One problem was that when I arrived in Yoshkar-Ola, the capital of Mari-El, I was told by the local ethnographer partner that the census office would not allow me to accompany their teams—despite the instruction to cooperate from the ministry in Moscow. Instead, I spent the week interviewing local officials, politicians and journalists.
I was arrested an hour before I was due to meet with the leader of the local Mari national revival movement. The Mari are a Finno-Ugric minority, some 600,000 strong. They have their own republic, but it is tightly controlled by Moscow, and they fear that the Mari language (which is related to Finnish) is being displaced by Russian.
Interviewing the local officials, I realized how swiftly Vladimir Putin had moved since becoming president in 2000, appointing former FSB and military men to staff regional offices and restore central authority—the “power vertical.” That proved to be the most important finding from my fraught research trip, one that is still relevant to understanding the dynamics of Putin’s Russia today. At 6:00 PM, the FSB officers took me to the train, as promised. The older one waved me off and actually said, apparently without irony, “Come back and see us sometime.”

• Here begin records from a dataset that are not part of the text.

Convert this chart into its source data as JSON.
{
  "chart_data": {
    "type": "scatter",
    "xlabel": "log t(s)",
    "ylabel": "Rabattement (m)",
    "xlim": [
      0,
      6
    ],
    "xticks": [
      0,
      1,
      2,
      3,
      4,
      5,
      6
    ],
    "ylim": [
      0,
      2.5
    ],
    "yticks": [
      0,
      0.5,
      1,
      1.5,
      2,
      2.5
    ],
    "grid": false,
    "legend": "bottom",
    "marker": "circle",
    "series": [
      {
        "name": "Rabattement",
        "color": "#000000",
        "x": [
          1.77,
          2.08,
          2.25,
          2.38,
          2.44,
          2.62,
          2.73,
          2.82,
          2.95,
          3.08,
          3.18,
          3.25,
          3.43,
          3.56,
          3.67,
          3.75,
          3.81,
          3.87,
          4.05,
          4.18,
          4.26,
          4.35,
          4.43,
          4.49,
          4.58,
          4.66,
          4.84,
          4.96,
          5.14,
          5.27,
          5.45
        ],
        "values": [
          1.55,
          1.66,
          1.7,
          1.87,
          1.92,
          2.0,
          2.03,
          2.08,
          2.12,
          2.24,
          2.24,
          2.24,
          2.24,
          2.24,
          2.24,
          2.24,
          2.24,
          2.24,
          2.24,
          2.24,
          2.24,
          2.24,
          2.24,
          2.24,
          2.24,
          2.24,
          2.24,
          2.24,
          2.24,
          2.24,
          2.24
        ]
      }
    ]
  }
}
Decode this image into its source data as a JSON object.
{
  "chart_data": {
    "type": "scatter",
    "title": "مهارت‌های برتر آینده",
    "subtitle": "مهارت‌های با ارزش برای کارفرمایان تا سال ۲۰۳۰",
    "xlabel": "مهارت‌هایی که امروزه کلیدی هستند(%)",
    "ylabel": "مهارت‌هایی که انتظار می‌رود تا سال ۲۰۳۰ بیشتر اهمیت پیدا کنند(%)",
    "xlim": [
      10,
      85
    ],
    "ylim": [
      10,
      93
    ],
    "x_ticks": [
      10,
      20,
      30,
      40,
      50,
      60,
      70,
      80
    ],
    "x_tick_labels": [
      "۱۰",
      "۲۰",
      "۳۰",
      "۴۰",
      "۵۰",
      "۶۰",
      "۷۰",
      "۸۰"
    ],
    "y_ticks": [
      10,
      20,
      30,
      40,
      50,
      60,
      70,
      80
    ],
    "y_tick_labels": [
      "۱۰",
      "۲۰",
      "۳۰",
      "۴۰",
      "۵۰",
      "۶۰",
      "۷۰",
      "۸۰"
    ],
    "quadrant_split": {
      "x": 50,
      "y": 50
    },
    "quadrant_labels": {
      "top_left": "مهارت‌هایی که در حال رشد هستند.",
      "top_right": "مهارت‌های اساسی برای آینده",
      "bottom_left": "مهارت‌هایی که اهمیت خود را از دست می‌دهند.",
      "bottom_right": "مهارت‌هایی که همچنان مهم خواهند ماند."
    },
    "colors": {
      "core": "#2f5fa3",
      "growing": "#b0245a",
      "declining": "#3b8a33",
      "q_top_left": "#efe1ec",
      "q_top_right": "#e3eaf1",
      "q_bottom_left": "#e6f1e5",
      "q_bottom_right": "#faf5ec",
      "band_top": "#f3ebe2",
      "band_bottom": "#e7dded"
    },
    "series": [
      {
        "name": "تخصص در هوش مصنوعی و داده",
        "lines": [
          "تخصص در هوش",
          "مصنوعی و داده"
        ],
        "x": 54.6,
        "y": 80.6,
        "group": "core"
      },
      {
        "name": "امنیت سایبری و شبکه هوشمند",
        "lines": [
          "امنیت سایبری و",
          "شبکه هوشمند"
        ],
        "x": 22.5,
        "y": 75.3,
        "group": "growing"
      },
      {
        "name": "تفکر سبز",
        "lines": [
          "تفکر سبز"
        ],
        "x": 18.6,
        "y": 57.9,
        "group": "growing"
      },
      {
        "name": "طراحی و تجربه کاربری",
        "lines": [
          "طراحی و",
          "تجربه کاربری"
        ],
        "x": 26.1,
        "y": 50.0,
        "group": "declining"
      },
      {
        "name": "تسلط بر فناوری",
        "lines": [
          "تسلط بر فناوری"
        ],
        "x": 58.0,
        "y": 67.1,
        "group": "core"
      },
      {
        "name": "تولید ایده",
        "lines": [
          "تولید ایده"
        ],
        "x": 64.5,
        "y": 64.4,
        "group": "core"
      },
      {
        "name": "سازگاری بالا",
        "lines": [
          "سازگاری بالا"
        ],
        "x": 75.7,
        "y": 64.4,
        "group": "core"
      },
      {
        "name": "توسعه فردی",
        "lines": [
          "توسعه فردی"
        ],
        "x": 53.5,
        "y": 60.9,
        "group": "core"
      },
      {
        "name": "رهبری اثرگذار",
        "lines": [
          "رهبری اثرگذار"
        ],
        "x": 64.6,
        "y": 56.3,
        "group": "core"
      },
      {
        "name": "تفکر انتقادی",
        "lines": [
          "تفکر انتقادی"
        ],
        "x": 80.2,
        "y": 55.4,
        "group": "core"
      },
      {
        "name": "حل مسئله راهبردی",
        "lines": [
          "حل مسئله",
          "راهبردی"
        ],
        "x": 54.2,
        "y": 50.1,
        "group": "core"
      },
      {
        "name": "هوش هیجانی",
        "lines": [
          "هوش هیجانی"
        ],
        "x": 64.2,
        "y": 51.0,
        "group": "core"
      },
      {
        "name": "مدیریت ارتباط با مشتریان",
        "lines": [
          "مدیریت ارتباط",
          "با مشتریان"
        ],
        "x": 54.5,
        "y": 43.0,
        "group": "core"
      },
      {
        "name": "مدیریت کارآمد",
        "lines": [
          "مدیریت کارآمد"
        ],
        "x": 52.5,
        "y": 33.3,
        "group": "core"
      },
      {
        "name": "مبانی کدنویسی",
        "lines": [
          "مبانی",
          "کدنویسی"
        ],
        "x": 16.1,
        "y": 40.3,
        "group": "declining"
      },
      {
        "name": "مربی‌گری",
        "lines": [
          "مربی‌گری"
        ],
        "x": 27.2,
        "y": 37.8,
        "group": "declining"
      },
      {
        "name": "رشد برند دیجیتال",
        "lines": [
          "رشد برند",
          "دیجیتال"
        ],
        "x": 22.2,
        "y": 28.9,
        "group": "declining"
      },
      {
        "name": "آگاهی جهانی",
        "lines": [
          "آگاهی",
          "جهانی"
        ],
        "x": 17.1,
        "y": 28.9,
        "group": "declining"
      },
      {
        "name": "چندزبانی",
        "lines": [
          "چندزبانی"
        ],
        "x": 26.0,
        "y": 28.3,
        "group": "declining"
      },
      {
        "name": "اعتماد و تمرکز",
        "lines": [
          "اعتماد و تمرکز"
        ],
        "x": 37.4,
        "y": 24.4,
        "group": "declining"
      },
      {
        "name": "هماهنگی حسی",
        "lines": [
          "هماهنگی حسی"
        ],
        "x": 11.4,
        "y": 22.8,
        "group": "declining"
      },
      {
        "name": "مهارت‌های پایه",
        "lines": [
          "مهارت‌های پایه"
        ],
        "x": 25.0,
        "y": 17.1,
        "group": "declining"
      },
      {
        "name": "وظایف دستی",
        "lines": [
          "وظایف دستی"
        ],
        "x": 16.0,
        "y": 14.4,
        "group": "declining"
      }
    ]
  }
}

When I related all this to my colleagues in Moscow, they said I had done the right thing. Presumably, the local FSB did not have permission to arrest me, but they could now file a report and demonstrate their vigilance in defending the Motherland. In 2002, Putin was still in his honeymoon period wooing Western allies; but the Chechen war was grinding on and Islamist terrorism was a real threat. Academic researchers in Russia have often had similar experiences. Usually, the pretext was a violation of your visa regime—such as doing archival research while traveling on a tourist visa.
I said nothing about this incident for 20 years. But it came back to me when I learned of the March 29 arrest of Wall Street Journal reporter Evan Gershkovich in Ekaterinburg. It was the first arrest of a Western journalist since the detention of Nicholas Daniloff in 1986. Gershkovich has been held in Moscow’s Lefortovo prison for over 150 days. On August 26, his detention was extended until November 30. He was presumably detained in order to be exchanged for some high-value Russian prisoner in the US. His trial will probably be in secret, so until he is released we may not know whether they planted evidence of espionage on him, or if he was arrested just for doing his job—interviewing local sources about the state of the economy.
Gershkovich’s arrest is just one more piece of evidence that Russia’s security services are out of control, violating norms of civilized behavior, and so desperate in their efforts to prove Russia is still a “great power” that they need to arrest innocent Americans to demonstrate the might of the Russian state.